The minister explained that among the salary coverage that is offered in Cuba is the social guarantee, which the entity pays in certain circumstances when the worker is not working, as in the case of “interruptions” or other measures adopted during this time. “The same cannot be earned when one works as when one does not, regardless of the cause,” he argued.

On the other hand, he made reference to social protection, a type of aid “related to social assistance and offered when income is insufficient to cover basic needs.”

In the state sector, 58% of the three million employees continue to do in-person work, the majority, 74% belong to public companies and the remaining 26% to bureaucratic functions. The salary difference between employees in one area and another has been, according to the minister, one of the main difficulties for reassignments.

Officials received a pay raise last year after decades of stagnant wages and now earn more money than company workers. “We know that 60% of the salary of the companies’ scale is not the same as this figure among those budgeted,” admitted Feitó, who assured that there will be an equalization when circumstances allow it, although, on the other hand, he justified the difference remembering benefits previously granted to company workers.
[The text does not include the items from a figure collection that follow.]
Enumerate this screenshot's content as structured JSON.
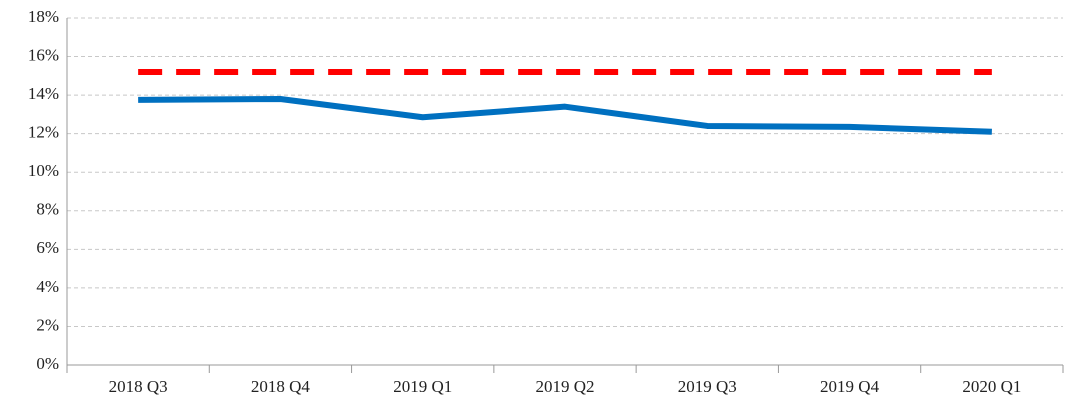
{
  "chart_data": {
    "type": "line",
    "categories": [
      "2018 Q3",
      "2018 Q4",
      "2019 Q1",
      "2019 Q2",
      "2019 Q3",
      "2019 Q4",
      "2020 Q1"
    ],
    "series": [
      {
        "color": "#0070c0",
        "style": "solid",
        "values": [
          13.75,
          13.8,
          12.85,
          13.4,
          12.4,
          12.35,
          12.1
        ]
      },
      {
        "color": "#ff0000",
        "style": "dashed",
        "values": [
          15.2,
          15.2,
          15.2,
          15.2,
          15.2,
          15.2,
          15.2
        ]
      }
    ],
    "ylim": [
      0,
      18
    ],
    "yticks": [
      {
        "value": 0,
        "label": "0%"
      },
      {
        "value": 2,
        "label": "2%"
      },
      {
        "value": 4,
        "label": "4%"
      },
      {
        "value": 6,
        "label": "6%"
      },
      {
        "value": 8,
        "label": "8%"
      },
      {
        "value": 10,
        "label": "10%"
      },
      {
        "value": 12,
        "label": "12%"
      },
      {
        "value": 14,
        "label": "14%"
      },
      {
        "value": 16,
        "label": "16%"
      },
      {
        "value": 18,
        "label": "18%"
      }
    ],
    "grid": true
  }
}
“The average salary increased from 524 [Cuban] pesos in 2013 to 891 at the end of 2019. For its part, the payment for the distribution of profits exceeds 1,500 pesos on average and there is also the payment of 13 CUC [Cuban convertible pesos] in some companies as a bonus,” he argued.

Although private workers have been warning about their precarious situation for a long time, since if they do not agree to relocate to the state sector they do not have any coverage for work stoppages unless they belong to a vulnerable sector, the minister defended that they are protected.

“The first thing that was done was to adapt the service to current conditions. An example of this is that both landlords and those who provide bar services can sell take-out food. There is another group of self-employed workers who have readjusted their activity and are engages in production to address the Covid-19 pandemic with excellent results. It is an experience that we must promote to achieve the linkages between the state and non-state sector,” he said.

In addition, those who had to cancel their licenses have been able to postpone the taxes. “Those who have most embraced this measure are contracted workers, cargo and passenger carriers, landlords, those linked to food services in the cafés and beauty services,” he explained.

Although 600,038 people work remotely, a hitherto residual method of work in Cuba, which has had to grow up forced by the pandemic, many others need to continue going to their jobs.  Data was provided on the Roundtable show by the Minister of Transport, who said 300,000 people are being transported daily instead of the usual six million. Even discounting those who work from home, and as public transport is limited to essential workers, the data reveals an unprecedented crisis in the country.